How to clip the values of an optimizer?

Johannes_Vogt · April 29, 2025, 9:51am

Hey,

to prevent NAN values, a common strategy is to use gradient clipping to cut down all the gradients.

Before the gradient is applied, it is going through an optimizer using e.g. momentum. How can I clip these parameters as well as the final update applied to the weights (efficiently)?

Is there any reason not to clip the optimizer?

ptrblck · April 29, 2025, 11:39pm

I haven’t heard of approaches to clip the internal states of an optimizer, but you could iterate its state and apply your clipping on the desired internal attributes.

qq-me · April 30, 2025, 10:31am

You can do this:

import torch

@torch.no_grad
def step_with_update_clip_(optimizer, value=1.0):

    # extract parameters from optimizer
    params: list[torch.Tensor] = [p for g in optimizer.param_groups for p in g['params'] if p.grad is not None]
    params_before = [p.clone() for p in params] # store parameters before step
    optimizer.step() # update parameters

    # update is difference in parameters before and after step, apply clipping to it
    clipped_update = [torch.clip(p - p_before, -value, value) for p, p_before in zip(params, params_before)]

    # revert parameters and add clipped update instead
    for p, p_before, u in zip(params, params_before, clipped_update):
        p.set_(p_before + u)

Replace optimizer.step() with step_with_update_clip_(optimizer).

Example of how to use it:

model = torch.nn.Linear(2,2)
optimizer = torch.optim.Adam(model.parameters(), 1e-2)
criterion = torch.nn.MSELoss()

inputs = torch.randn(10, 2)
targets = torch.randn(10, 2)

for _ in range(1000):
    preds = model(inputs)
    loss = criterion(preds, targets)
    optimizer.zero_grad()
    loss.backward()
    step_with_update_clip_(optimizer, value=1.0)
    print(loss)

That does require extra clone and subtract operations but they have very little overhead compared to total number of operations performed in the update rule.

Also I am developing a library GitHub - inikishev/torchzero: Modular optimization library for PyTorch. which does exactly that, you can chain various gradient transformations, for example a typical AdamW with gradient clipping is

[ClipValue(2), Adam(), WeightDecay(1e-2), LR(1e-3)]

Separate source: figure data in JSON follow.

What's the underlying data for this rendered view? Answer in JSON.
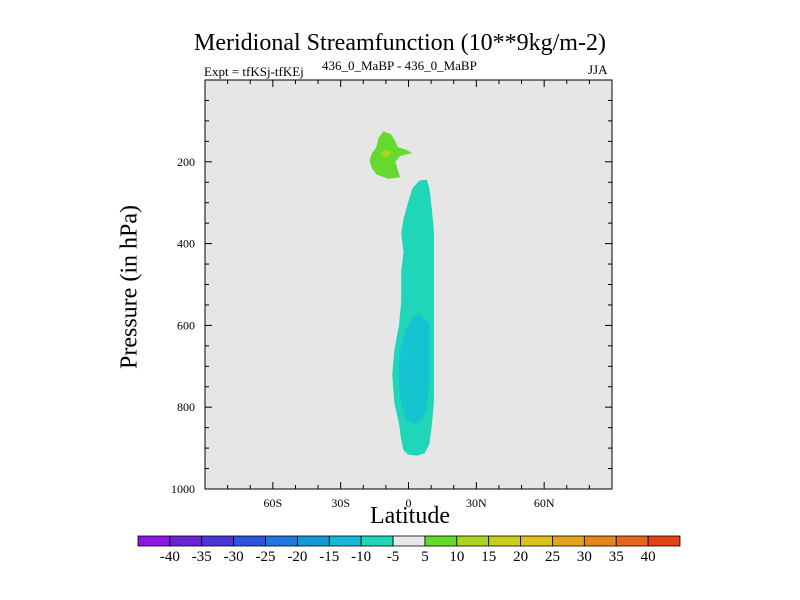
{
  "chart_data": {
    "type": "contour",
    "title": "Meridional Streamfunction (10**9kg/m-2)",
    "left_label": "Expt = tfKSj-tfKEj",
    "center_label": "436_0_MaBP - 436_0_MaBP",
    "right_label": "JJA",
    "xlabel": "Latitude",
    "ylabel": "Pressure (in hPa)",
    "xlim": [
      -90,
      90
    ],
    "ylim": [
      1000,
      0
    ],
    "x_ticks": [
      {
        "value": -60,
        "label": "60S"
      },
      {
        "value": -30,
        "label": "30S"
      },
      {
        "value": 0,
        "label": "0"
      },
      {
        "value": 30,
        "label": "30N"
      },
      {
        "value": 60,
        "label": "60N"
      }
    ],
    "y_ticks": [
      {
        "value": 200,
        "label": "200"
      },
      {
        "value": 400,
        "label": "400"
      },
      {
        "value": 600,
        "label": "600"
      },
      {
        "value": 800,
        "label": "800"
      },
      {
        "value": 1000,
        "label": "1000"
      }
    ],
    "background_color": "#e6e6e6",
    "contour_regions": [
      {
        "level": "5 to 10",
        "color": "#66d92e",
        "points": [
          [
            -16,
            180
          ],
          [
            -14,
            165
          ],
          [
            -13,
            142
          ],
          [
            -11,
            127
          ],
          [
            -8,
            133
          ],
          [
            -6,
            150
          ],
          [
            -5,
            165
          ],
          [
            -1,
            172
          ],
          [
            1,
            178
          ],
          [
            -4,
            185
          ],
          [
            -6,
            200
          ],
          [
            -5,
            220
          ],
          [
            -4,
            237
          ],
          [
            -9,
            240
          ],
          [
            -14,
            230
          ],
          [
            -16,
            215
          ],
          [
            -17,
            197
          ]
        ]
      },
      {
        "level": "10 to 15",
        "color": "#a9d41f",
        "points": [
          [
            -12,
            178
          ],
          [
            -10,
            172
          ],
          [
            -8,
            176
          ],
          [
            -8,
            183
          ],
          [
            -10,
            188
          ],
          [
            -12,
            186
          ]
        ]
      },
      {
        "level": "-10 to -5",
        "color": "#1fd6b9",
        "points": [
          [
            8,
            245
          ],
          [
            9,
            265
          ],
          [
            10,
            310
          ],
          [
            11,
            370
          ],
          [
            11,
            440
          ],
          [
            11,
            530
          ],
          [
            11,
            620
          ],
          [
            11,
            700
          ],
          [
            11,
            790
          ],
          [
            10,
            850
          ],
          [
            9,
            890
          ],
          [
            7,
            912
          ],
          [
            4,
            917
          ],
          [
            0,
            915
          ],
          [
            -2,
            905
          ],
          [
            -3,
            880
          ],
          [
            -4,
            840
          ],
          [
            -6,
            790
          ],
          [
            -7,
            720
          ],
          [
            -6,
            660
          ],
          [
            -4,
            600
          ],
          [
            -3,
            540
          ],
          [
            -3,
            470
          ],
          [
            -2,
            420
          ],
          [
            -3,
            375
          ],
          [
            -2,
            340
          ],
          [
            0,
            300
          ],
          [
            2,
            265
          ],
          [
            5,
            247
          ]
        ]
      },
      {
        "level": "-15 to -10",
        "color": "#15c4d0",
        "points": [
          [
            -3,
            650
          ],
          [
            -1,
            610
          ],
          [
            2,
            580
          ],
          [
            5,
            575
          ],
          [
            9,
            595
          ],
          [
            9,
            650
          ],
          [
            9,
            740
          ],
          [
            8,
            800
          ],
          [
            6,
            830
          ],
          [
            3,
            840
          ],
          [
            -1,
            830
          ],
          [
            -3,
            790
          ],
          [
            -4,
            740
          ],
          [
            -4,
            690
          ]
        ]
      }
    ],
    "colorbar": {
      "levels": [
        -40,
        -35,
        -30,
        -25,
        -20,
        -15,
        -10,
        -5,
        5,
        10,
        15,
        20,
        25,
        30,
        35,
        40
      ],
      "level_labels": [
        "-40",
        "-35",
        "-30",
        "-25",
        "-20",
        "-15",
        "-10",
        "-5",
        "5",
        "10",
        "15",
        "20",
        "25",
        "30",
        "35",
        "40"
      ],
      "colors": [
        "#8a17e6",
        "#6a24d4",
        "#4a36d6",
        "#2a54dc",
        "#1f78de",
        "#1697d8",
        "#14b7d6",
        "#1fd6b9",
        "#e8e8e8",
        "#66d92e",
        "#a9d41f",
        "#c9ce1a",
        "#dbc21a",
        "#e0a51c",
        "#e3871c",
        "#e56620",
        "#e04418"
      ]
    }
  }
}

but you could apply clipping to Adam’s update by moving ClipValue after Adam:

[Adam(), ClipValue(2), WeightDecay(1e-2), LR(1e-3)]

And there is no redundant cloning and subtracting.

As of now the library is not fully finished and basically undocumented, so although it is fully useable, I don’t “advertise” it too much, but I am actually quite close to finishing it

Johannes_Vogt · April 30, 2025, 1:21pm

This would solve also another question, of how to set it. Thank you for that!